Under the Policy, “a complainant is required to make out a prima facie case that the respondent lacks rights or legitimate interests. Once such prima facie case is made, respondent carries the burden of demonstrating rights or legitimate interests in the domain name. If the respondent fails to do so, a complainant is deemed to have satisfied paragraph 4(a)(ii) of the UDRP”. WIPO Overview of WIPO Panel Views on Selected UDRP Questions, paragraph 2.1 (visited May 23, 2008).
Accordingly, as a result of Complainant’s allegations and without any evidence of Respondent’s rights or legitimate interests in the Disputed Domain Names, the Panel is satisfied that Complainant has proven the second element of the Policy.
C. Registered and Used in Bad Faith
Whether a domain name is registered and used in bad faith for purposes of the Policy may be determined by evaluating four (non-exhaustive) factors set forth in the Policy: (i) circumstances indicating that the registrant has registered or the registrant has acquired the domain name primarily for the purpose of selling, renting, or otherwise transferring the domain name registration to the complainant who is the owner of the trademark or service mark or to a competitor of that complainant, for valuable consideration in excess of the registrant’s documented out-of-pocket costs directly related to the domain name; or (ii) the registrant has registered the domain name in order to prevent the owner of the trademark or service mark from reflecting the mark in a corresponding domain name, provided that the registrant has engaged in a pattern of such conduct; or (iii) the registrant has registered the domain name primarily for the purpose of disrupting the business of a competitor; or (iv) by using the domain name, the registrant has intentionally attempted to attract, for commercial gain, Internet users to the registrant’s website or other online location, by creating a likelihood of confusion with the complainant’s mark as to the source, sponsorship, affiliation, or endorsement of the registrant’s website or location or of a product or service on the registrant’s website or location. Policy, paragraph 4(b).

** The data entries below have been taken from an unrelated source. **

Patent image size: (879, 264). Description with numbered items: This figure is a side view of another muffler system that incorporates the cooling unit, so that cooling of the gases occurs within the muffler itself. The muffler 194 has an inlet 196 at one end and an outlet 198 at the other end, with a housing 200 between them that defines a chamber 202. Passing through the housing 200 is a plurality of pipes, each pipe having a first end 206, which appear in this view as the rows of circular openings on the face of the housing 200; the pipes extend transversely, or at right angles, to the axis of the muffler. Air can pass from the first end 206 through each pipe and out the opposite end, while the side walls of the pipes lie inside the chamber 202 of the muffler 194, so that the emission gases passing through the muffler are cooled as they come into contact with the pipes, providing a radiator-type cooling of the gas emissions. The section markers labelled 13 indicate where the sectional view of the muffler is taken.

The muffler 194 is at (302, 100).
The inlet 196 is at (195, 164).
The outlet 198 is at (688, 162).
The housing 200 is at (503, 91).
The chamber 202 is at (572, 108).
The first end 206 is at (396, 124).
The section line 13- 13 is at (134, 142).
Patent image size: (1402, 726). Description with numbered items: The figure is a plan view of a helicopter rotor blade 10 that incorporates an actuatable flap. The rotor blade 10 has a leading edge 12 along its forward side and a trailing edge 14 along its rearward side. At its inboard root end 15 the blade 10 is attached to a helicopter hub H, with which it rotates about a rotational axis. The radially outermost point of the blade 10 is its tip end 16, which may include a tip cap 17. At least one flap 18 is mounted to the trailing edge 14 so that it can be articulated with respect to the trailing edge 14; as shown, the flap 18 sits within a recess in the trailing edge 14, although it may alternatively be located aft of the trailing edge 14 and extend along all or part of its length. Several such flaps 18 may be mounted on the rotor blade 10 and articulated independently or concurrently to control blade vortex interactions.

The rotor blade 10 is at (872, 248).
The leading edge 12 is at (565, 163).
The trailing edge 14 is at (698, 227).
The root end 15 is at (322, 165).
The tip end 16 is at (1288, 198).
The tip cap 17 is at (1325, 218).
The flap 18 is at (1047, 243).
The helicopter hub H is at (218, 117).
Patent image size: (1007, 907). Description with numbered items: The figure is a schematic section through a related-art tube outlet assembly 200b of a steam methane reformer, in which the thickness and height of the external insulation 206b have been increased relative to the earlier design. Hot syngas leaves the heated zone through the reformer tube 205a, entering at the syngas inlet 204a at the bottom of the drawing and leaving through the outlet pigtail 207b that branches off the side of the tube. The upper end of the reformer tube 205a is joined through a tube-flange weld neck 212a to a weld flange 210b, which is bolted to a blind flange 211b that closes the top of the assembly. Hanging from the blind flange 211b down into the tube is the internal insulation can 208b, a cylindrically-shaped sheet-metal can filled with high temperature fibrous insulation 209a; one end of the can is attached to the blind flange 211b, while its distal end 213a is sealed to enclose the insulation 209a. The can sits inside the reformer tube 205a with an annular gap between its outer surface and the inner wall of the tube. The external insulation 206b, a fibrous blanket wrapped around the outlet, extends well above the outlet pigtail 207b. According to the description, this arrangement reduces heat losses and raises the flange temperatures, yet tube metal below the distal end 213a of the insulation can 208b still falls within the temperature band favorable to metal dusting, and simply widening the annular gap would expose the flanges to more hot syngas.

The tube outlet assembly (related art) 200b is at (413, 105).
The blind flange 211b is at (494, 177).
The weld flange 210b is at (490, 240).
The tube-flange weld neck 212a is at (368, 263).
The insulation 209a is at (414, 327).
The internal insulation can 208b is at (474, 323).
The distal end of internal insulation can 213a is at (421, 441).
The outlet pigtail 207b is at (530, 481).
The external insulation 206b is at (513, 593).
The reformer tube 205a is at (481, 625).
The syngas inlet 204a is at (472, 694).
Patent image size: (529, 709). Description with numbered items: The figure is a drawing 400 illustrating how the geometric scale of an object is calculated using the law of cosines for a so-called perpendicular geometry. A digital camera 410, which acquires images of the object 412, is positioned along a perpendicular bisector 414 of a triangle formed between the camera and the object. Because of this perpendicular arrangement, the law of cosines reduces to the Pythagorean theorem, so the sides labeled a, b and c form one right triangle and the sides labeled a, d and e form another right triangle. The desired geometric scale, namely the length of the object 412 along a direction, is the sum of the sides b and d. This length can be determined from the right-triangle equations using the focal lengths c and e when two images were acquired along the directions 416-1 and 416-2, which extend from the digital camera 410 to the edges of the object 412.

In this case, Complainant does not allege with specificity which, if any, of the factors described in the Policy apply to Respondent. However, Complainant implies that Respondent’s activities constitute bad faith as set forth in Policy, paragraph 4(b)(iv), given the use of websites by Respondent in connection with the Disputed Domain Names that contain travel and ticketing-related services. In previous decisions under the Policy involving Complainant and the TICKETMASTER Trademarks, other panels have found that similar actions constitute bad faith. See, e.g., Ticketmaster Corporation v. IT-Norind, WIPO Case No. D2004-0068.
In addition, Respondent’s actions appear to constitute bad faith under Policy, paragraph 4(b)(ii), in light of the “pattern” shown by the multiple domain names at issue in this proceeding. Ticketmaster Corporation v. Bill Hicks, WIPO Case No. D2004-0400 (“Respondent’s registration of more than a hundred domain names, all containing some variation of the famous TICKETMASTER mark, is conclusive evidence both of an effort to prevent Complainant from reflecting its mark in these domain names and of a pattern of such conduct.”)
Furthermore, Respondent’s e-mails discussed above do not contradict Complainant’s allegations of bad faith and, to the contrary, implies that Respondent may have acted in bad faith.
Therefore, the Panel is convinced that Complainant has proven the third element of the Policy.
For all the foregoing reasons, in accordance with paragraphs 4(i) of the Policy and 15 of the Rules, the Panel orders that the domain names <freeticketmaster.com>, <ticketmasterbuy.com>, <ticketmasterdiscount.com>, <ticketmasterdiscounts.com>, <ticketmastershow.com>, <ticketmastertours.com>, <ticketmastertrips.com> and <ticketmastervacation.com> be transferred to Complainant.